Он откинулся в кресле и впервые взглянул Снергу в глаза – почти весело, с торжеством.
– Меня уже не нужно убеждать, – сказал он, отвечая на невысказанный вопрос Снерга. – Я хочу убедить вас.
– И вы… – счастливым сдавленным голосом спросил Снерг.
– Если хотите, да, – сказал Латышев. – Я слишком долго терял, Станислав Сергеевич – друзей, уверенность в своих способностях, любимую женщину, надежды. И вот это кончилось. Оказывается, я не бездарность – просто мы решали задачу, не имеющую решения. Бог существует – с этим придется смириться. И я надеюсь, что Он все же добр настолько, чтобы простить нам наши невольные прегрешения. И кто знает, – Латышев сделал движение, словно хотел оглянуться на икону-портрет, – кто знает, не дойдет ли Он в своей доброте до того, чтобы возместить наши потери…
«Он же ненормальный, – подумал Снерг. – С точки зрения медицины он вполне здоров, но с точки зрения двадцать второго века… Что я тут делаю? Бежать нужно отсюда сломя голову, пока не запутали в свою паутину, еще немного, и я начну искать компромисс – сначала уступлю в малости, что-то допущу, в чем-то уступлю, соглашусь с чем-то второстепенным, пытаясь отстоять главное, потом придется сделать еще один шаг назад, и еще, а там и упрешься лопатками в стену… Наверное, с ним начиналось точно так же. Но что ему противопоставить? Нас не учили с ними бороться, слишком многое принималось априорно, слишком долго мы считали их неопасными чудаками, забавным анахронизмом, а они все это время выжидали своего часа, не расслабляясь ни на секунду, и дождались времени, когда смогли нанести удар ниже пояса…»
– Хотите добрый совет, Станислав Сергеевич? – спросил Латышев. – Способность драться до последнего – не всегда положительное качество, иногда – наоборот. Тех, кто слишком поздно становится на сторону победителя, меньше уважают…
Пожалуй, он был искренен в своем желании сделать Снергу добро, он во всем был искренен, но одной искренности в такой ситуации мало, и одна она еще не означает, что твой противник прав…

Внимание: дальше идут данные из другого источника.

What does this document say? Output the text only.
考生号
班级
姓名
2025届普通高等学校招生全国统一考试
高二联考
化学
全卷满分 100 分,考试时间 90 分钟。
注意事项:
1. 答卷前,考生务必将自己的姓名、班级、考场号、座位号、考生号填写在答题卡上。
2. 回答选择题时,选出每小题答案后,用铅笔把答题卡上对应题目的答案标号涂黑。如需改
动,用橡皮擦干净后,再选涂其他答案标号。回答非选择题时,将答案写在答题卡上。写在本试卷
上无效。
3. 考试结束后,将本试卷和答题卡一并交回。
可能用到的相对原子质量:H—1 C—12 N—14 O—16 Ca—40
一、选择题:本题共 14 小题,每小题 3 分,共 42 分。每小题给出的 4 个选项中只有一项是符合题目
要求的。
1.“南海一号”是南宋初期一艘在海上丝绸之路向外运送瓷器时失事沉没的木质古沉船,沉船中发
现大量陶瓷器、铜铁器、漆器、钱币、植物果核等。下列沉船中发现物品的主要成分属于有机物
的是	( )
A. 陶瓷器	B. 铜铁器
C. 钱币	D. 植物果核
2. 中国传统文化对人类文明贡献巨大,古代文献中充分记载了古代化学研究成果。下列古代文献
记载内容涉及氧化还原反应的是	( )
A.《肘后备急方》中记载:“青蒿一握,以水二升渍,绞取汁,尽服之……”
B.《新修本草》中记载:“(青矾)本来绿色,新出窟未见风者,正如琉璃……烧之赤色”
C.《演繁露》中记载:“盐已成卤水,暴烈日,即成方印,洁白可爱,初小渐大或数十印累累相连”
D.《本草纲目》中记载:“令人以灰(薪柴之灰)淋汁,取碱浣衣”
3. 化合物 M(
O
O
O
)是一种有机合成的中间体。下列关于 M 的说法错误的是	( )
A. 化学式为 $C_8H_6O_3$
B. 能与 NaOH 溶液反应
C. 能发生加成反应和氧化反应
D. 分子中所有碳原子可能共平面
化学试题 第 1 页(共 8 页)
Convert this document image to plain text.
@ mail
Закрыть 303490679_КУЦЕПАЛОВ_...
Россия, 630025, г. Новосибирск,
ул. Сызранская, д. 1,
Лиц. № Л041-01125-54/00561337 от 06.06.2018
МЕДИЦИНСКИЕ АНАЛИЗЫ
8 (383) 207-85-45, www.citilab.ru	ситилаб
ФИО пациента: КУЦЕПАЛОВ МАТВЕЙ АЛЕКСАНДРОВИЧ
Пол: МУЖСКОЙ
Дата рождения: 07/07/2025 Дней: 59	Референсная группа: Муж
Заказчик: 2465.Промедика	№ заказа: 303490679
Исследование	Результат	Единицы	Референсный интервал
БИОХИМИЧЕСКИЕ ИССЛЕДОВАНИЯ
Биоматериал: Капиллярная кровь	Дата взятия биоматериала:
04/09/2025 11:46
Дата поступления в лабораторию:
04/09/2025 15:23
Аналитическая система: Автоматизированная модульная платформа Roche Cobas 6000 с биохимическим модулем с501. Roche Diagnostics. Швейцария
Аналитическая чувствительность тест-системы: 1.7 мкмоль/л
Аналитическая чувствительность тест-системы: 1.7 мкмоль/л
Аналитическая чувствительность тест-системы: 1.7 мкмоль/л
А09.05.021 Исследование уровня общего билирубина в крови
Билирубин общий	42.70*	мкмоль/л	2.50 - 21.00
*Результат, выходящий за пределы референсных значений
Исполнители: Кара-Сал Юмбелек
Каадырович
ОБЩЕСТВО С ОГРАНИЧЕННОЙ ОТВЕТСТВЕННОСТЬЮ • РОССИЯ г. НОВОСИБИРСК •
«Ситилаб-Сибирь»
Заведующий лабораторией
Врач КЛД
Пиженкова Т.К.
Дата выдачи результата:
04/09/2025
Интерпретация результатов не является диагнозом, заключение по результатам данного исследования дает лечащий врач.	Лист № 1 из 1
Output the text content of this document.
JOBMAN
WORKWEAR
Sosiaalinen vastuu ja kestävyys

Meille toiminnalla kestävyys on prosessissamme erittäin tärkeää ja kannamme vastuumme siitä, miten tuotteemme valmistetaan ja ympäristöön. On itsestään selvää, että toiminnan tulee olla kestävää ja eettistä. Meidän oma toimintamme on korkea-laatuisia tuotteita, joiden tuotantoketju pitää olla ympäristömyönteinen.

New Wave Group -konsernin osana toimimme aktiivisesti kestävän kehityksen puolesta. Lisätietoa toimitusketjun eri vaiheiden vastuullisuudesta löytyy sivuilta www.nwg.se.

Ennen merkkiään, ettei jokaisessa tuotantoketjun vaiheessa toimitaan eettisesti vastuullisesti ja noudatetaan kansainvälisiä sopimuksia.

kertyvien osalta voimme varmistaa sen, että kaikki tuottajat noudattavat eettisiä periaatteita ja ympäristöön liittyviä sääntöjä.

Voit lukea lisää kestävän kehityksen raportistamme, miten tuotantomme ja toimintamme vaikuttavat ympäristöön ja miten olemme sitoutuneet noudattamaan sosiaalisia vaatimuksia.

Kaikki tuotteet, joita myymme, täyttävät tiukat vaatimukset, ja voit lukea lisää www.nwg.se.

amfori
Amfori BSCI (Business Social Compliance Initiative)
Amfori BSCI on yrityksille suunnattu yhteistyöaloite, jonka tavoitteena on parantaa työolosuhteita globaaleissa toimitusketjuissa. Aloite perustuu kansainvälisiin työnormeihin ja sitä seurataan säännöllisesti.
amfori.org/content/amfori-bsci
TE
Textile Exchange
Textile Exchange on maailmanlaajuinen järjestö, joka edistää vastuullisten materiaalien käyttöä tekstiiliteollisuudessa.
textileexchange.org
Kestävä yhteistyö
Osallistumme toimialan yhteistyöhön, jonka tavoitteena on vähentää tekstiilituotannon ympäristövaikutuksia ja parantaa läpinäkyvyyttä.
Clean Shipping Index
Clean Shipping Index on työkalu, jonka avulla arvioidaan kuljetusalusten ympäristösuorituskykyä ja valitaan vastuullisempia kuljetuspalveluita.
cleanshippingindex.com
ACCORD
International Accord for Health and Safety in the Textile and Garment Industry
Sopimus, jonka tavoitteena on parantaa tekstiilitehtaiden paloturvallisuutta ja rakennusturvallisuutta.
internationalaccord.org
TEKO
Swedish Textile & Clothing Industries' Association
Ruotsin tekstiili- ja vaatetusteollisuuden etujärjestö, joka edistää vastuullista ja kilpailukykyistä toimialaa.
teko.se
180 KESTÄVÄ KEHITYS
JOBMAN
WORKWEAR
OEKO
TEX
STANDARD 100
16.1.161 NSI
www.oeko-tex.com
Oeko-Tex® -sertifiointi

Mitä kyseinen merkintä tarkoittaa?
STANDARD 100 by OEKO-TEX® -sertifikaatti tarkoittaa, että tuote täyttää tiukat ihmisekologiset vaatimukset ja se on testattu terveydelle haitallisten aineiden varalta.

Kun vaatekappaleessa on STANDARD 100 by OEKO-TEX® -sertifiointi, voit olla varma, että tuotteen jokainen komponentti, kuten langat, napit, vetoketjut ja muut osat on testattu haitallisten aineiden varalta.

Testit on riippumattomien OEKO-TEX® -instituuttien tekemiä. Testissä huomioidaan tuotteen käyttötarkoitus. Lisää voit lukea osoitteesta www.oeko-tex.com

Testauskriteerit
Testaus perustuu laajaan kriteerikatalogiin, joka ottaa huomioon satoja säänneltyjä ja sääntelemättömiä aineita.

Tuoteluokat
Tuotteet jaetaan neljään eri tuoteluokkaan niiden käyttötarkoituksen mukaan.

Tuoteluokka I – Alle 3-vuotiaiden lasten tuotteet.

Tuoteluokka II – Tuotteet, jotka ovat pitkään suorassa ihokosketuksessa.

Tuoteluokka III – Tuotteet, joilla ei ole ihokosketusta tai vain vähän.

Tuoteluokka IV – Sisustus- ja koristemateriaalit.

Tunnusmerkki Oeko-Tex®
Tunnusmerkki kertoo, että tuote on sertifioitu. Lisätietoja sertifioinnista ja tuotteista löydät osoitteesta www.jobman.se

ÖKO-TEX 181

– Запомните мои слова, Станислав Сергеевич.
– Я запомню, – сказал Снерг. – Могу я ознакомиться с вашими материалами?
– Они приготовлены для вас неделю назад. – Латышев положил на стол толстую синюю папку. – Здесь коды наших программ, расчетов, информационных ячеек Глобинфа, которыми мы пользовались. Абсолютно все. Я уверен, это будет ваш лучший фильм…
– Я тоже надеюсь, – сказал Снерг искренне.
«Наверное, это действительно будет мой лучший фильм, – подумал он, – фильм о самой грандиозной в истории человечества ошибке, и портит его, еще не созданный, одна мелочь – пока что все козыри на руках противника…»
Он затворил за собой ажурную калитку того же цвета, что и церковные двери, перекинул через плечо мягкий ремень камеры и побрел без особой цели – когда еще придется пройти по родному городу вот так, не торопясь? Душа требует работы, а работа требует времени, мелькают континенты, отели, космодромы, аэропорты, планеты, станции монора, города сливаются в одну безликую улицу, лица незнакомых встречных и обгоняющих – в одно стандартно-безликое лицо, загадки – в одну ускользающую Тайну, преследуешь ее, как Жар-птицу, а она насмешливо теряет по перышку, и никак не ухватить ее за крыло так, чтобы не вырвалась. И надо же случиться такому – чтобы этот сюрприз преподнес именно родной город.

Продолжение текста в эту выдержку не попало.